The other highlight of the day was the discovery of a Red-veined Darter in the east side trapping area.  This is only the second record of this stunning dragonfly for Hilbre.

It is interesting that the first record of Red-veined Darter on Hilbre was May/June 2009 at a time when we experienced the largest influx of Painted Lady butterflies ever, which was of course the forerunner to Hilbre's first ever Paddyfield Warbler...

With Obs members (young and old) staying on the island this week our coverage promises to remain high until the end of spring whatever that may bring. This evening Obs members once again helped members of the public by calling the coastguard.  The West Kirby RNLI attended and a couple were taken off the island as the tide rose and the sun set.

Ringing: Linnet [386-32]

Thursday 25 May 2017

25th May 2017

Weather: light air, fog, later SE 1/2 very warm and sunny

The fog in the estuary early on soon cleared leaving a loving day to be on the island.
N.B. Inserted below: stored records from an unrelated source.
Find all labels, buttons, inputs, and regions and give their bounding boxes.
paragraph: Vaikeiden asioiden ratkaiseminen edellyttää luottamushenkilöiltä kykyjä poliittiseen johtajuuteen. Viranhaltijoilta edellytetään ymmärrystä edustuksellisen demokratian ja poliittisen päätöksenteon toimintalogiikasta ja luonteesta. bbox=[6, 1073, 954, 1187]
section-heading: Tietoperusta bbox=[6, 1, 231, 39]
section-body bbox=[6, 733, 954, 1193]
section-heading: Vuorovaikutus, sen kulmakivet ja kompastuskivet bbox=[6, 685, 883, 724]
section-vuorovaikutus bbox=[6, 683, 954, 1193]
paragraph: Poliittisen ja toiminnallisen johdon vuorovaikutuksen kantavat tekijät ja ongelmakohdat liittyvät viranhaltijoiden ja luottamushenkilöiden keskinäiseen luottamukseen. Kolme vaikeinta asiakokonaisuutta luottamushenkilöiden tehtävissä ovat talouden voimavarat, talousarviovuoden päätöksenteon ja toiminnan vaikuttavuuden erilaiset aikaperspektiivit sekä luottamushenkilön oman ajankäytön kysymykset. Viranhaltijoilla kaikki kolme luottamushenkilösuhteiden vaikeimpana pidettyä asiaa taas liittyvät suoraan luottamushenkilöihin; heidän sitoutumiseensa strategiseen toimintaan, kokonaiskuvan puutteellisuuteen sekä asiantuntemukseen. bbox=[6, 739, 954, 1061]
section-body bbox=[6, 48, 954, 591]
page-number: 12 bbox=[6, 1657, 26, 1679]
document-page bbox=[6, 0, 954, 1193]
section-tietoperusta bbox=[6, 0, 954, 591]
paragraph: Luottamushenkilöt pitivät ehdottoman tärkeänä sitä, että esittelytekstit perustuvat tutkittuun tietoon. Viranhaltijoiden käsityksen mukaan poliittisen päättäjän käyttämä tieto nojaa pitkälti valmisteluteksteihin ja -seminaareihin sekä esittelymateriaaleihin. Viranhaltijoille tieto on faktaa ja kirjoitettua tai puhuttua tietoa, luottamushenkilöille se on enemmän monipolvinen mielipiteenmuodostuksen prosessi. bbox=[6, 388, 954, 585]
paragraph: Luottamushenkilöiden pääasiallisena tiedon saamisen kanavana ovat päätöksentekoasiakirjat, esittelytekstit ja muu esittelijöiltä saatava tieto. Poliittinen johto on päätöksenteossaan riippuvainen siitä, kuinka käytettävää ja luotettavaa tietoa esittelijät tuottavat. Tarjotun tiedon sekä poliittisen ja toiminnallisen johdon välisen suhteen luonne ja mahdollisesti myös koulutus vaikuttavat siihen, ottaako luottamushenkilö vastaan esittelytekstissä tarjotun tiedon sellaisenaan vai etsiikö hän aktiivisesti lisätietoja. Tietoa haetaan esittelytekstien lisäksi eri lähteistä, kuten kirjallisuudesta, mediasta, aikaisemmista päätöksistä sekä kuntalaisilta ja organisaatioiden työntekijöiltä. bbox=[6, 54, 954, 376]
The breeding Linnets now have many youngsters busily fluttering about the paddocks and 11 juveniles and an adult were ringed today (and there's more on the way - see below). 

A late migrant Chiffchaff was singing but was particularly elusive, unlike the Shorelark which was showing well again as usual in its favoured places although could not be found in the evening in a brief search.

A single Wheatear was on the west side, this species has been unusually scarce this spring.

A Fulmar paid a brief visit to examine the cliffs of Middle Eye and 2 Collared Doves stayed a few minutes around the buildings, while passing through were 4 House Martins, some mixing with the Swallows before they moved on and a group of 4 Swifts speeding to the south.
A Whimbrel was present, also a few Sanderling with the 150 or so Dunlin around the shore and 4 Bar-tailed Godwit rested briefly at the Middle Eye high tide roost.

As with many species Mallard is particularly elusive during the breeding season at Hilbre and the sight of a pair bathing and dabbling in a pool between the islands in the evening may be a sign that the female has been down on eggs somewhere unknown.

There were not many butterflies considering the fine weather, but a few Green-veined Whites, two Red Admirals and a Painted Lady brightened the scene.

However, by late evening over 25 Painted Ladies and 8 Red Admirals had arrived and were enjoying the evening sunshine.